Just thought I'd throw all that out there for you!  I'm very happy with my Intuos4 Small, and I overall say it would be a wonderful upgrade from any Graphire tablet.  I hope some of this helps!


----------



## Arshes Nei (Nov 13, 2009)

Just some words of caution. A small tablet can lead to RSI if you draw a lot, so for less you can get an Intuos3 medium and save some trouble. The other thing to look at is nib wear. Intuos4 has a high amount of nib wear compared to its predecessors. I can wear down a nib in one day depending on how much drawing and painting I do. So if you don't want to spend the money on nibs, I'd advise going with the older model.

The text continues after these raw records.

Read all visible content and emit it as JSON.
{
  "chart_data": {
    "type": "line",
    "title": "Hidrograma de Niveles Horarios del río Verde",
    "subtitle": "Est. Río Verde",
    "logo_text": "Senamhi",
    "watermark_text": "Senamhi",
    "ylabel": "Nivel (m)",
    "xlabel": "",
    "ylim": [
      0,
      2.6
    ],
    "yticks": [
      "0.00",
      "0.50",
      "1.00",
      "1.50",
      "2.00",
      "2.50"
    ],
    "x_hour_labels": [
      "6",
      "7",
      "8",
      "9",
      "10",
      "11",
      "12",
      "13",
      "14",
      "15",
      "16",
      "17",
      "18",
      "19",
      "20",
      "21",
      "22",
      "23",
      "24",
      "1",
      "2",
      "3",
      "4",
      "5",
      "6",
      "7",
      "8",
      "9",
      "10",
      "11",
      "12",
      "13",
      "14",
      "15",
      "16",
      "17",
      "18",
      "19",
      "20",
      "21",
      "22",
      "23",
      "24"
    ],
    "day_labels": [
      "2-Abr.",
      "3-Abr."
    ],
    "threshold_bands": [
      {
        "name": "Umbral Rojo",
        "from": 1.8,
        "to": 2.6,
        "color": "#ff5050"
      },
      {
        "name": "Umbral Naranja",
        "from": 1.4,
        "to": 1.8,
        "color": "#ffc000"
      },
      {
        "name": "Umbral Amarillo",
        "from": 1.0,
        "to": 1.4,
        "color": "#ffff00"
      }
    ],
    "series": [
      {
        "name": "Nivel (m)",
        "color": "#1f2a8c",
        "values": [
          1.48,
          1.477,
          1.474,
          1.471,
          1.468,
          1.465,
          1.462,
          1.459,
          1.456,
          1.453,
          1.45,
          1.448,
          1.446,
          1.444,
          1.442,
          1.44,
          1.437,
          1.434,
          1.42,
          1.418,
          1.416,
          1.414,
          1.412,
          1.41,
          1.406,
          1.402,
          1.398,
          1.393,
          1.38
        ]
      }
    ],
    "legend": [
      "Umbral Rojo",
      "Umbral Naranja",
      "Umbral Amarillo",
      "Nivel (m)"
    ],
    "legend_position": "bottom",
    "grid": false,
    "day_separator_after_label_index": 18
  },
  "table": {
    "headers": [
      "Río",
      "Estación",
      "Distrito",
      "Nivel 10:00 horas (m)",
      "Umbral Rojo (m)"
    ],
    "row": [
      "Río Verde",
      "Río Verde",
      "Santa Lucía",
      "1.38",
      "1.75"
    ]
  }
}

It doesn't bother me, I don't mind paying for it, but I know this is a sore spot with many people wary frugal with art supplies.


----------



## Vinay (Nov 14, 2009)

http://forum.wacom.eu/viewtopic.php?f=2&t=1438&st=0&sk=t&sd=a

If I knew about this before I bought my Intuos4 I would have gone for the Intuos3. They are pretty much the same overall painting experience, except that the Intuos4 has a fatal flaw with the new surface that you would lose all your precious nibs in about a month's use unless you do a few "tricks" like put a paper on the wacom.

My sister has an Intuos3 and it's wonderful. Intuos4 offers nothing worth the money especially considering what I mentioned above.

If you're wondering about the buttons and led display, don't bother considering it into your decision. They're pretty much uselss.


----------